The pair have never hidden their grand ambition for British politics to build a centre Left alliance between the Liberal and Labour parties that would shut the Conservatives out of power for ever.

This explains the extraordinary scenes on Thursday night when Mandelson was extolling Nick Clegg's performance in the leaders' TV debate.

The truth is that Mandelson - who would also be happy to see the Liberals force through his own vision of closer European ties - is prepared to sacrifice both the short-term interests of the Labour Party and for that matter Gordon Brown to serve his long-term vision.

It is against this front that David Cameron is now battling. Not only is he fighting to save his own political career, he is also struggling to save the Conservative Party itself, and everything it stands for. At the moment, he is losing the battle. Yet all is not yet over.

Cameron has shown again and again that he is never more resourceful or more dangerous than when his back is against the wall. So how can he fight back? First, he must make voters realise that Clegg is part of the old system of corrupt politics that he pretends to be apart from.  

For example, Clegg claimed that 'all my life' he had opposed the rotten nature of the Westminster system.

However, this was an audacious fib.
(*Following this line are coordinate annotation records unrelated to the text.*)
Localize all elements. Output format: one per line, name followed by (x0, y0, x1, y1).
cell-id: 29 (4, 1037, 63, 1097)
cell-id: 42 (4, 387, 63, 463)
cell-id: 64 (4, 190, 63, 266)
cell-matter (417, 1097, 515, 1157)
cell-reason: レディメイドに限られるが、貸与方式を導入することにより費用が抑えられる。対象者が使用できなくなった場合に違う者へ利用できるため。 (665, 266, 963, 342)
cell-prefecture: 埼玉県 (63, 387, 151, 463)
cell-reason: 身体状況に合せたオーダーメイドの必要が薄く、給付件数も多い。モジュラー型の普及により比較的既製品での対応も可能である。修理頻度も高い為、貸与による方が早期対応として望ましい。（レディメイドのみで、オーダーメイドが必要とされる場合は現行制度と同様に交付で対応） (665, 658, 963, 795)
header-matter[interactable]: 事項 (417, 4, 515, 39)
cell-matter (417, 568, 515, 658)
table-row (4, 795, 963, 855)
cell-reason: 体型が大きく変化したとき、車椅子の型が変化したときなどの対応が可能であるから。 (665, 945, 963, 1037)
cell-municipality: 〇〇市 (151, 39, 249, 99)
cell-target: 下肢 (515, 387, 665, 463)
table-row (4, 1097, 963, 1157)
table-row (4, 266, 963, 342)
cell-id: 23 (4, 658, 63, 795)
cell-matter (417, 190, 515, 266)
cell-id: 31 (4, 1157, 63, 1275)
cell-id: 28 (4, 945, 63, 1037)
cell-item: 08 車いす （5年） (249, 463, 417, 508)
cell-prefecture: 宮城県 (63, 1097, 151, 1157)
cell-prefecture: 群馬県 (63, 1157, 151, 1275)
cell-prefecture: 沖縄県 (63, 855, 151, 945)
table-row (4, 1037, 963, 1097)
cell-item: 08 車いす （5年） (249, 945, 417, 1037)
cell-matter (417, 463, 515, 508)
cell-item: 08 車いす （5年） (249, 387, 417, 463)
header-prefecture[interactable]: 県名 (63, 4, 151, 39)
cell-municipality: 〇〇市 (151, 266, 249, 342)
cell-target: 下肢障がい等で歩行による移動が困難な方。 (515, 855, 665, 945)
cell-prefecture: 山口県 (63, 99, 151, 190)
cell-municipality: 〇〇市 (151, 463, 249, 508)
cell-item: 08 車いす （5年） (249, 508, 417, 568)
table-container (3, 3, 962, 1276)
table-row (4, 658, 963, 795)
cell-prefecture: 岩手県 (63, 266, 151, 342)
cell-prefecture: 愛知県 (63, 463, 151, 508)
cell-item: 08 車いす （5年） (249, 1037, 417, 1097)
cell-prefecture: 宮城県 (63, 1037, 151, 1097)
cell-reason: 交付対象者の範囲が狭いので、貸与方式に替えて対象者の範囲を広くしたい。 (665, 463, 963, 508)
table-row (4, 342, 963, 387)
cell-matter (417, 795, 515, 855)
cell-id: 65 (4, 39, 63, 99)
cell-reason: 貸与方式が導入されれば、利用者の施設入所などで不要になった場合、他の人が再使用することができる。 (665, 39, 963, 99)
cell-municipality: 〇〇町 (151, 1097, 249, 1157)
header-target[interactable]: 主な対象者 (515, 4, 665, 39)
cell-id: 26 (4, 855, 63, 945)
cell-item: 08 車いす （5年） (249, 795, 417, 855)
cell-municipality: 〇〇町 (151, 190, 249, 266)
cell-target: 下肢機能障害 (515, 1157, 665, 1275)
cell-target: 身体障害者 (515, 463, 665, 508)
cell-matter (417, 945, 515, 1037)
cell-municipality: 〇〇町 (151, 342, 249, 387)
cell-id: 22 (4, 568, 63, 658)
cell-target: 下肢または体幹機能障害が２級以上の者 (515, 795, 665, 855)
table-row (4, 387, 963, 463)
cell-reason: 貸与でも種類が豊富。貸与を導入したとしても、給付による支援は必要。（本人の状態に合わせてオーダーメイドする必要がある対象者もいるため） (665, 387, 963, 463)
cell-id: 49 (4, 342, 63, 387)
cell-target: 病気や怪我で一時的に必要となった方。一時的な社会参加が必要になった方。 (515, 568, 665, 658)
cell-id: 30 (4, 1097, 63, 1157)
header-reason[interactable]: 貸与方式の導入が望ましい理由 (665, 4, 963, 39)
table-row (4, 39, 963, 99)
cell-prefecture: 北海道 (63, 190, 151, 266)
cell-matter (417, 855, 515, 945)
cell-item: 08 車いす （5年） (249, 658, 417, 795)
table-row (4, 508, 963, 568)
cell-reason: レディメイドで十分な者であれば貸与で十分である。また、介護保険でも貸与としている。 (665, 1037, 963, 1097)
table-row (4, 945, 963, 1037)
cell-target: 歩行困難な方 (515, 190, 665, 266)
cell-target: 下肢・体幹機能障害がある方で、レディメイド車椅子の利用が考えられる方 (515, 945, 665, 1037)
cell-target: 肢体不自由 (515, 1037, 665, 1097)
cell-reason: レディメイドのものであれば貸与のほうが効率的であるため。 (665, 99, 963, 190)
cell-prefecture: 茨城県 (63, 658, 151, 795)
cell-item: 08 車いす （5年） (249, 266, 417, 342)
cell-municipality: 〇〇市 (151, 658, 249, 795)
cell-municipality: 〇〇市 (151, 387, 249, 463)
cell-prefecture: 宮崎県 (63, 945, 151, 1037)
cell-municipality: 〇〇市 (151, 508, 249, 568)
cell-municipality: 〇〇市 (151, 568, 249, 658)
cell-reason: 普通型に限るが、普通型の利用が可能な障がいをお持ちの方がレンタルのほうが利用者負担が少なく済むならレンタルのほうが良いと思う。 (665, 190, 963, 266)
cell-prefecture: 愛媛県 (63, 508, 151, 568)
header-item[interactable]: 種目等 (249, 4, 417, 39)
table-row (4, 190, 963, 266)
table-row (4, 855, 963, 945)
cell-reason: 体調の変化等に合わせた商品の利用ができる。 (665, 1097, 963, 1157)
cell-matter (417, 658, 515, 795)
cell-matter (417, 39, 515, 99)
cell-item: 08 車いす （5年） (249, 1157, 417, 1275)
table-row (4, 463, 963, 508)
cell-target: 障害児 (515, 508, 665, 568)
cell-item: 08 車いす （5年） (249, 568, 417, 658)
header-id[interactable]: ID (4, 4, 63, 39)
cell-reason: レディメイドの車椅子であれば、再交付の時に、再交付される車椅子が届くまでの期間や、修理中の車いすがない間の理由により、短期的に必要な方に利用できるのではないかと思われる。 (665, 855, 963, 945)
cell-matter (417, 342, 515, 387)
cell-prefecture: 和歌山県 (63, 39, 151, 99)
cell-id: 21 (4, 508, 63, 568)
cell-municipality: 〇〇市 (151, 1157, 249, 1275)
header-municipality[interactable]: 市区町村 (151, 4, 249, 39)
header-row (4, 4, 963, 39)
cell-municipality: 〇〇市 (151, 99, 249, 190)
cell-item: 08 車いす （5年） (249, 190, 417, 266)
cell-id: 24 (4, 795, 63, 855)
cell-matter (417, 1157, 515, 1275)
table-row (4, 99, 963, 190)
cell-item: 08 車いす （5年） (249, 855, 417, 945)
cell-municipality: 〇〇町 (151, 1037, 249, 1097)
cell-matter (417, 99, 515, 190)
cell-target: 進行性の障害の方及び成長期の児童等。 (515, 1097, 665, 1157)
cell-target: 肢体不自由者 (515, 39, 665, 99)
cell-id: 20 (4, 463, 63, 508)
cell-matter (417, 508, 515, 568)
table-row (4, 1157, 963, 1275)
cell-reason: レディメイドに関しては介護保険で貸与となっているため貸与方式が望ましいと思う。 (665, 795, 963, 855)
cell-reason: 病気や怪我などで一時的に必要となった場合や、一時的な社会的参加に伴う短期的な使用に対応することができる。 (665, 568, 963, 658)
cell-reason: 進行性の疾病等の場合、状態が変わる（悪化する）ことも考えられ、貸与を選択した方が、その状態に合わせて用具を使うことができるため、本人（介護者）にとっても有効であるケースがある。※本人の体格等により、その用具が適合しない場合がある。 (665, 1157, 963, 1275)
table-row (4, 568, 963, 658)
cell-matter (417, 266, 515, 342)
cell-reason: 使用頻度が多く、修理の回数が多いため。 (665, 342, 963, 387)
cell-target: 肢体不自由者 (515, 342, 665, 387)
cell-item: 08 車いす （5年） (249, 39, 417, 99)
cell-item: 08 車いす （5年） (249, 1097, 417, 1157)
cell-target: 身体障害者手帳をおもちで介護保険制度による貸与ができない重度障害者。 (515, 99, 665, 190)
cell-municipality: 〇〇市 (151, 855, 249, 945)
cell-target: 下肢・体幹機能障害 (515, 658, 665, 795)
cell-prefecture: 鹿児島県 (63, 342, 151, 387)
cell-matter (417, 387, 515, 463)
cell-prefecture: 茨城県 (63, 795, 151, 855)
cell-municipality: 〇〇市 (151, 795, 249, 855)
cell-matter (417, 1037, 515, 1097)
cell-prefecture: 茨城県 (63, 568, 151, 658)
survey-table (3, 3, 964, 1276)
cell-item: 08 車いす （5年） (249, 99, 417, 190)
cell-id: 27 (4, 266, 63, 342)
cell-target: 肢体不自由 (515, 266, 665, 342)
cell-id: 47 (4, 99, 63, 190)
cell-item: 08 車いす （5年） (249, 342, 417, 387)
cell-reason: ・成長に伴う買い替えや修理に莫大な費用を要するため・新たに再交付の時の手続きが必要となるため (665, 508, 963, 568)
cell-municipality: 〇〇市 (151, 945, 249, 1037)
In fact, he has a background as a Westminster lobbyist with the firm GJW, where he worked as an account executive for 18 months. (Something he has omitted from his curriculum vitae on the Lib Dem website).
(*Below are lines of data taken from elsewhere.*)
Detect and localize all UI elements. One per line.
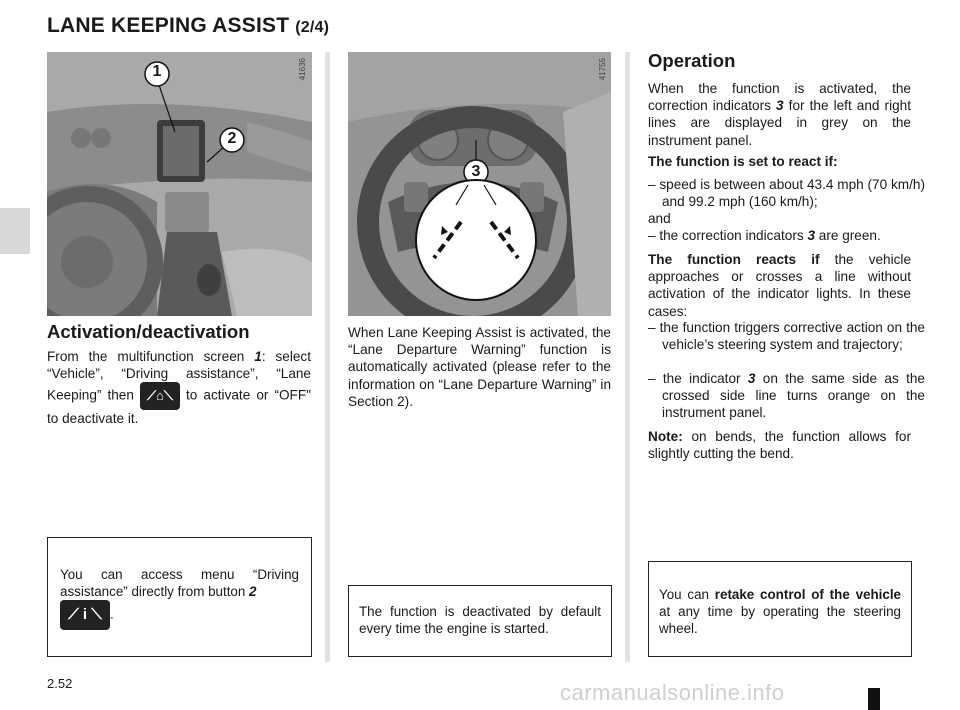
watermark: carmanualsonline.info [560, 680, 785, 705]
activation-info-paragraph: When Lane Keeping Assist is activated, the “Lane Departure Warning” function is automatically activated (please refer to the information on “Lane Departure Warning” in Section 2). [348, 325, 611, 409]
callout-3: 3 [471, 163, 481, 180]
callout-1: 1 [152, 63, 162, 80]
activation-heading: Activation/deactivation [47, 321, 250, 342]
page-number: 2.52 [47, 676, 73, 691]
reaction-indicator-orange: – the indicator 3 on the same side as the crossed side line turns orange on the instrument panel. [648, 371, 925, 421]
corner-tab-marker [868, 688, 880, 710]
section-tab-marker [0, 208, 30, 254]
function-reacts-paragraph: The function reacts if the vehicle approaches or crosses a line without activation of the indicator lights. In these cases: [648, 252, 912, 319]
lane-keeping-icon: ⟋⌂⟍ [140, 382, 180, 410]
note-box-driving-assistance: You can access menu “Driving assistance” directly from button 2 ⟋ i ⟍ . [47, 537, 312, 657]
operation-heading: Operation [648, 50, 736, 71]
note-box-retake-control: You can retake control of the vehicle at any time by operating the steering wheel. [648, 561, 912, 657]
photo-ref-middle: 41755 [598, 58, 607, 81]
title-part: (2/4) [295, 19, 330, 36]
activation-paragraph: From the multifunction screen 1: select “Vehicle”, “Driving assistance”, “Lane Keeping” then ⟋⌂⟍ to activate or “OFF" to deactivate it. [47, 349, 311, 427]
note-box-default-deactivated: The function is deactivated by default every time the engine is started. [348, 585, 612, 657]
column-divider-left [325, 52, 330, 662]
callout-2: 2 [227, 130, 237, 147]
dashboard-photo [47, 52, 312, 316]
operation-paragraph-1: When the function is activated, the correction indicators 3 for the left and right lines are displayed in grey on the instrument panel. [648, 81, 912, 148]
note-bends: Note: on bends, the function allows for slightly cutting the bend. [648, 429, 911, 462]
column-divider-right [625, 52, 630, 662]
page-title: LANE KEEPING ASSIST (2/4) [47, 14, 330, 37]
condition-indicators-green: – the correction indicators 3 are green. [648, 228, 881, 243]
react-condition-heading: The function is set to react if: [648, 154, 838, 169]
driving-assistance-button-icon: ⟋ i ⟍ [60, 600, 110, 630]
steering-wheel-photo [348, 52, 611, 316]
reaction-corrective-action: – the function triggers corrective action on the vehicle’s steering system and trajectory; [648, 320, 925, 353]
condition-speed: – speed is between about 43.4 mph (70 km/h) and 99.2 mph (160 km/h); [648, 177, 925, 210]
photo-ref-left: 41636 [298, 58, 307, 81]
condition-and: and [648, 211, 671, 226]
Also, after his spell with GJW, he worked for the Brussels office of the European Commissioner Sir Leon Brittan.

In truth, Clegg is a prime specimen of the British political class who has reinvented himself as a rebel and an outsider. Nor is his party more decent and honest than other political parties, as Clegg suggests.

On the contrary, many Lib Dem MPs have been shameless beneficiaries from the expenses scandal. What's more, the party has yet to repay £2.5 million it received from its largest donor, a notorious fraudster called Michael Brown.

However, the danger for Cameron is that by attacking Clegg he may worsen matters by compounding the image of him representing the 'nasty' culture that the Lib Dems claim to want to clean up.

At a time when the two-party system is so morally tainted, Clegg is brilliantly exploiting this crisis in our democracy. Every generation or so, British political life is punctuated by a seismic event which changes the entire landscape.

One such moment was the election of a Scottish trade unionist, Keir Hardie, as the Labour Party MP for Merthyr Tydfil in the 1900 general election.

Few recognised what was happening at the time, but within two decades the Liberal Party, which had dominated politics during the Victorian era, was finished as a ruling class.

Another such event was Britain's humiliating eviction from the Exchange Rate Mechanism on Black Wednesday 1992.

On that day the Conservative Party was destroyed as a governing force and has never won an election since.

Though it is too early to say for certain, it may well be that historians will look back on 90 minutes of prime-time TV last week and conclude that they changed British politics for good - triggering a tsunami which wiped out the system of two-party politics.

In its place, we may be looking forward to a revolution in the form of an experiment in European-style consensus government. We will know a good part of the answer on May 7.